Off the Record

gracelessness

By Diogenes (articles ) | November 28, 2005 12:39 PM

This story ran in the NYT last Thursday. So where do you direct your gratitude on Thanksgiving Day, when you don't believe there's Anyone to thank?

If almost half of all Americans say grace in their daily lives, as a Gallup poll found in 1999, that means half do not. So for those who say grace only as often as they gather around a turkey, deciding what -- if anything -- to say is always a challenge.

"I never say grace during the year," said Henry Wenzel, a software designer in Lenox, Mass. "My father always said grace at Thanksgiving; now that he's gone there's always a moment of terror when I remember that I am the head of the family and it's my job."

You can be intransitively happy, I guess, but you can't be intransitively thankful. If you see your endowments as blessings, as opposed to dumb luck, then you have to cast around for a Bestower to whom your "grace" is addressed. No wonder panic sets in when the addressee line comes up blank.

Some families struggle with religious differences, others with religious indifference. And in a year that has been marked by war and natural disaster, the simple task of giving thanks may be more complicated. Yet saying grace remains the most significant remainder of Thanksgiving's religious roots.

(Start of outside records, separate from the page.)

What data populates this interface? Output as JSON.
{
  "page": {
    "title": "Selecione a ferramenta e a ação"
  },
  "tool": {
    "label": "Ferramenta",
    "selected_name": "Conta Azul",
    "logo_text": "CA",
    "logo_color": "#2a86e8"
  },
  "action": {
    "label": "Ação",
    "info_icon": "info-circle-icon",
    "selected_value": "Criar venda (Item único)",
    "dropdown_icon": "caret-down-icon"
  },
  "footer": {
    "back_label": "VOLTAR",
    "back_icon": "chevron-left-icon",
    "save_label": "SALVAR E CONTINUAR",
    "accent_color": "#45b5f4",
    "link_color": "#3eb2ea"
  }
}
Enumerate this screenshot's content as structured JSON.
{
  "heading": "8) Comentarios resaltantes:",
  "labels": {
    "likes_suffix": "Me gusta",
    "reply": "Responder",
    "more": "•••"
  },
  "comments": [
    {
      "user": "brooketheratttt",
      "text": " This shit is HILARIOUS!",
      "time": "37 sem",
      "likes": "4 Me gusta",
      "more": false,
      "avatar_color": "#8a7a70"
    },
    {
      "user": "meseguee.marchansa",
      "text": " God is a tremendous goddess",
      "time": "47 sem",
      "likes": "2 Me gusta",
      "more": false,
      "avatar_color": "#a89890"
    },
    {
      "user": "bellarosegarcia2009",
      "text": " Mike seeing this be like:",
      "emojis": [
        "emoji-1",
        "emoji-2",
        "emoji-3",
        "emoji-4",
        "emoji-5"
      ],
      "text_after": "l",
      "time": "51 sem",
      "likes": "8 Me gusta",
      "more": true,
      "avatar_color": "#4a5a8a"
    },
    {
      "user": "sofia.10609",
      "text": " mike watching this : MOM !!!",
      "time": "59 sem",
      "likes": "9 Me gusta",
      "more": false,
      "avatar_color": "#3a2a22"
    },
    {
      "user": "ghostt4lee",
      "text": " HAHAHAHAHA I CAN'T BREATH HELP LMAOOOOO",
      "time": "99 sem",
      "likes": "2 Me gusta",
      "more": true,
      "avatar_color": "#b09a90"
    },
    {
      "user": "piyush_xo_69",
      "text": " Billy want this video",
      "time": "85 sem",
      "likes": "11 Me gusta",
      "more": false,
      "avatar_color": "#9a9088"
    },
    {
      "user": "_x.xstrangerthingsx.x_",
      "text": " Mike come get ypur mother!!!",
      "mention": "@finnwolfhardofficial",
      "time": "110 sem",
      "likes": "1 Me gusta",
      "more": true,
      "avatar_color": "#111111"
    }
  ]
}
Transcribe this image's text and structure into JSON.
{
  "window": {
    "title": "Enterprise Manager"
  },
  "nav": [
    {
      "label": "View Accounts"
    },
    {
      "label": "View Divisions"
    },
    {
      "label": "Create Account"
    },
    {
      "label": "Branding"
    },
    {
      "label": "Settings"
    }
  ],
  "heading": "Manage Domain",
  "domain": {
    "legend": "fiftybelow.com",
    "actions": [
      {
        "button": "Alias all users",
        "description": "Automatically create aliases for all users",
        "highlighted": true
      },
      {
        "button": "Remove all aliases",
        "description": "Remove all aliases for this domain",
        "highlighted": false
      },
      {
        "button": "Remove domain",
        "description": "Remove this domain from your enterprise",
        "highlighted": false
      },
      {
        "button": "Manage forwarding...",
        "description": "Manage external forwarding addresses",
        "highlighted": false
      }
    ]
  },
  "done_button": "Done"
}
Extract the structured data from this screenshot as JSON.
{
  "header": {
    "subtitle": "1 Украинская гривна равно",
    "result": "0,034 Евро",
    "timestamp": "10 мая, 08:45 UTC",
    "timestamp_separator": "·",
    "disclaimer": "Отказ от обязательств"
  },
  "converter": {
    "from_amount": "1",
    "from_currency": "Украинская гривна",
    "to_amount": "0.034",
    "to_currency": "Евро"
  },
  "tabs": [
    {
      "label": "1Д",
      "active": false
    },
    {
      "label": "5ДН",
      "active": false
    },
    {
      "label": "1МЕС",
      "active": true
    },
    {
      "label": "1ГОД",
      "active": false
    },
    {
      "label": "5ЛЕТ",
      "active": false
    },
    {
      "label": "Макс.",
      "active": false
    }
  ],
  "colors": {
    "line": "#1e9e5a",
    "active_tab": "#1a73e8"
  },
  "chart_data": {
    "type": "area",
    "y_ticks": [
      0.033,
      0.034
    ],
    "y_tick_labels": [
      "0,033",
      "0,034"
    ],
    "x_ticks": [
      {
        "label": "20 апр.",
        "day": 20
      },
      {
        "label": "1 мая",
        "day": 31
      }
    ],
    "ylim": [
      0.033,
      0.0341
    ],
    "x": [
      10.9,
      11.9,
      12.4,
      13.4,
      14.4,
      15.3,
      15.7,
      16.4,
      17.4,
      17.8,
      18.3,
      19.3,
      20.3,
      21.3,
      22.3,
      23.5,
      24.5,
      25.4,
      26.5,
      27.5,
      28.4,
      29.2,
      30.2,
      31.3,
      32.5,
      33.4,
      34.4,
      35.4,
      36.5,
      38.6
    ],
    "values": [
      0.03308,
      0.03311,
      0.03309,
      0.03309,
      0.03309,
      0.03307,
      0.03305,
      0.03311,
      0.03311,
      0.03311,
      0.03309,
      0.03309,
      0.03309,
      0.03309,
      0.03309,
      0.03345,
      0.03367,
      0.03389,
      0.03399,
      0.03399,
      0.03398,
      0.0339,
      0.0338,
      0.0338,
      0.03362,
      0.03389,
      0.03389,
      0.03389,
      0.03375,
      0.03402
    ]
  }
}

The Pilgrim's religion had religious roots? Astonishing. Well folks, we soon fixed that:

"I tried one year to have everyone just go around the table and say something they were grateful for," said Caitlin Rosenberg, who grew up in Buffalo. "But it started a fight about who exactly they were grateful to, and one of my cousins said he was most grateful for Jim Kelly" -- the former Buffalo Bills quarterback -- "and my uncle started talking about the Big Bang, and I was so mad that I left."

Surely some mistake here. We all know it's religion that's divisive, and therefore the absence of religion must conduce to tranquillity, harmony, and respect for diversity. At least until the stuffing is served.